With the regex below I can find one comment in this format within a larger body of text.
My problem is that if there are more than one comments in the file then I end up with all the text, including code, between the first /* and last **/. I don't want it to capture all text inclusively, but only what is within each /* and **/.
The body of the comment can include all characters, except for **/ and */ which both signify the end of a comment.

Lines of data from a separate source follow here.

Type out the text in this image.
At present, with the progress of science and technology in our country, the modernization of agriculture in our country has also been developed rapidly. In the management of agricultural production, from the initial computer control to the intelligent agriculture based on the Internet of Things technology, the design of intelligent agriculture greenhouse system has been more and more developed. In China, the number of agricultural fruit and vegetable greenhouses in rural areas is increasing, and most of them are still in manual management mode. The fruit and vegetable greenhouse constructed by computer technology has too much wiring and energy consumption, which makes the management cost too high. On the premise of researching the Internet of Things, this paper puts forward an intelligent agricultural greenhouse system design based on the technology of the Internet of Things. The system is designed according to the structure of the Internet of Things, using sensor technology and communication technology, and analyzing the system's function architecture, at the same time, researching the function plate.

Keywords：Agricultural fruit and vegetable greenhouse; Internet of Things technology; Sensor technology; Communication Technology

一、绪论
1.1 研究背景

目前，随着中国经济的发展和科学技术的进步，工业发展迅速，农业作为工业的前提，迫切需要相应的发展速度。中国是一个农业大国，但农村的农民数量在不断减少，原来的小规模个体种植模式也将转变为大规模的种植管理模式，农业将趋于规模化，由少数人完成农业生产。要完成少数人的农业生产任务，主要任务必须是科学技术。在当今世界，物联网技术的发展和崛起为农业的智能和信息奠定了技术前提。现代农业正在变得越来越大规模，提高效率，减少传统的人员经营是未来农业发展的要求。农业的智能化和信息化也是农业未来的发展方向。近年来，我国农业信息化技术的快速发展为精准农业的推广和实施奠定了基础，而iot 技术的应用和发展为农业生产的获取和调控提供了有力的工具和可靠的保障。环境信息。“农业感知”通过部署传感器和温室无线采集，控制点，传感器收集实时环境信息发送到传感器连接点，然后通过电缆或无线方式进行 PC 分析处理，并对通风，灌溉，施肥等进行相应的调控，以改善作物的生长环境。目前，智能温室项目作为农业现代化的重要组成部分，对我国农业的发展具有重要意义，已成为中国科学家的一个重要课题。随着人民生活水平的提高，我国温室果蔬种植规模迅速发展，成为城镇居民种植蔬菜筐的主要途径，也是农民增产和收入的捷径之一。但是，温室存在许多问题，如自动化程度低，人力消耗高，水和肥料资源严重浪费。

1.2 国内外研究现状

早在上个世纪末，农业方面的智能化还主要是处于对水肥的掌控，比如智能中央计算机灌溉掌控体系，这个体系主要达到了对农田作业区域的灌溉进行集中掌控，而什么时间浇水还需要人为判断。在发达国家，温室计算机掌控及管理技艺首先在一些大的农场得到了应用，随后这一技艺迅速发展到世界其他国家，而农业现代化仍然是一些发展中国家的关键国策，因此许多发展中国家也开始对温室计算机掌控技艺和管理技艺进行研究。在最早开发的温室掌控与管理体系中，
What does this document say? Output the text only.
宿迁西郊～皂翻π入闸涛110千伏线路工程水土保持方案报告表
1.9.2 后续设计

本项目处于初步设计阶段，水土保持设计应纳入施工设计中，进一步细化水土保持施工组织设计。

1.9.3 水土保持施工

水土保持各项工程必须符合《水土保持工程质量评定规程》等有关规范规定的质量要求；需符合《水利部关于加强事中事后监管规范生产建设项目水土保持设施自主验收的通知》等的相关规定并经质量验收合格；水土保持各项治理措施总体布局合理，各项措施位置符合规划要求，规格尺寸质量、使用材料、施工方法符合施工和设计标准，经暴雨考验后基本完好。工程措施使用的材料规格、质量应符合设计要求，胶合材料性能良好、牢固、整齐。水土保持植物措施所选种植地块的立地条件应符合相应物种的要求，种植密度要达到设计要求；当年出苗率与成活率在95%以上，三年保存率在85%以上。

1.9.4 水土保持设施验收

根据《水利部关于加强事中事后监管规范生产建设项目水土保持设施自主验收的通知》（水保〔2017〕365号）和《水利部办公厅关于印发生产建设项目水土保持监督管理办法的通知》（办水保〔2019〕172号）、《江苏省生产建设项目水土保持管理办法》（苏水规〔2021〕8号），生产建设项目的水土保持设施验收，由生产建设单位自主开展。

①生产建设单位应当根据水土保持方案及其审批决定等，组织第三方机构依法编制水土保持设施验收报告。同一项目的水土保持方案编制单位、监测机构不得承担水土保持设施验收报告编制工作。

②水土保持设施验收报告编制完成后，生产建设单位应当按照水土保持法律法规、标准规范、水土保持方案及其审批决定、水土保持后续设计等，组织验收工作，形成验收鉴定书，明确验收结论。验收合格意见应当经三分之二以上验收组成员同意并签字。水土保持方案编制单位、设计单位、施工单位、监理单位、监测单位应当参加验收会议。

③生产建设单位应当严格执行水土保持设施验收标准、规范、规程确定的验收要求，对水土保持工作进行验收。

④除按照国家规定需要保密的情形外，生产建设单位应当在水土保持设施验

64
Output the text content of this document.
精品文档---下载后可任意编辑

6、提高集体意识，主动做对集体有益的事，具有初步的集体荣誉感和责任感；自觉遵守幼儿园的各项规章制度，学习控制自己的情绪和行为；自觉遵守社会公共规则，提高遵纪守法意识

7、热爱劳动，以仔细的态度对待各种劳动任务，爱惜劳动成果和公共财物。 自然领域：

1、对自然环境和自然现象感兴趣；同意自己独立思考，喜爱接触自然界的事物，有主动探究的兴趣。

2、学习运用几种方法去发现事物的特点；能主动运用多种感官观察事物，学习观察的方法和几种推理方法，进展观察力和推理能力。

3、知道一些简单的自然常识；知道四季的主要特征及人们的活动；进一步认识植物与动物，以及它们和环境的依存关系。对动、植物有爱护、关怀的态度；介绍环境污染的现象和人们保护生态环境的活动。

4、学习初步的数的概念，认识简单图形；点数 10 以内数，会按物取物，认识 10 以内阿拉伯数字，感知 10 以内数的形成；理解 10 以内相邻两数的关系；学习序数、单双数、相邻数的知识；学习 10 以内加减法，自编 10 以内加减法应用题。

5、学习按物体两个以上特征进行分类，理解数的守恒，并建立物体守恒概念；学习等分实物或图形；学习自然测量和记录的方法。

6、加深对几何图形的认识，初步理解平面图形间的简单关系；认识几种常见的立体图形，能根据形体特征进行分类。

Am I correct assuming that regex will find multiple-whole-regex-matches only processing text once?
\/\*\s*([A-Z]+). (\d)\:([\w\d\D\W]+)\*{2}\//x
Broken apart the regex does this:
\/\* —finds the start of a comment
\s* —finds whitespace
([A-Z]+) —captures caps word
.<space> —find the space in between caps word and digit
(\d) —capture the digit
\: —find the colon
([\w\W\d\D]+) —captures the body of a message which can include all valid characters, except **/ or */
\*{2}\/ —finds the end of a comment
Here is a sample, everything from the first /* to the second **/ is captured.:
/*
HEADLINE 1:
Comment body.
**/
- (BOOL)application:(UIApplication *)application didFinishLaunchingWithOptions:(NSDictionary *)launchOptions
{
// This text and method declaration are captured
// The regex captures from HEADLINE to the end of the comment "meddled in." inclusively.
/*
HEADLINE 2:
Should be captured separately and without Objective-C code meddled in.
**/
}
Here is the sample on Rubular: http://rubular.com/r/4EoXXotzX0
I'm using gsub to process the regex on a string of the whole file, running Ruby 1.9.3. Another issue I have is that gsub gives me what Rubular ignores, is this a regression or is Rubular using a different method that gives what I want?
In this question Regex matching multiple occurrences per file and per line about multiple occurrences the answer is to use g for the global option, that is not valid in Ruby regex.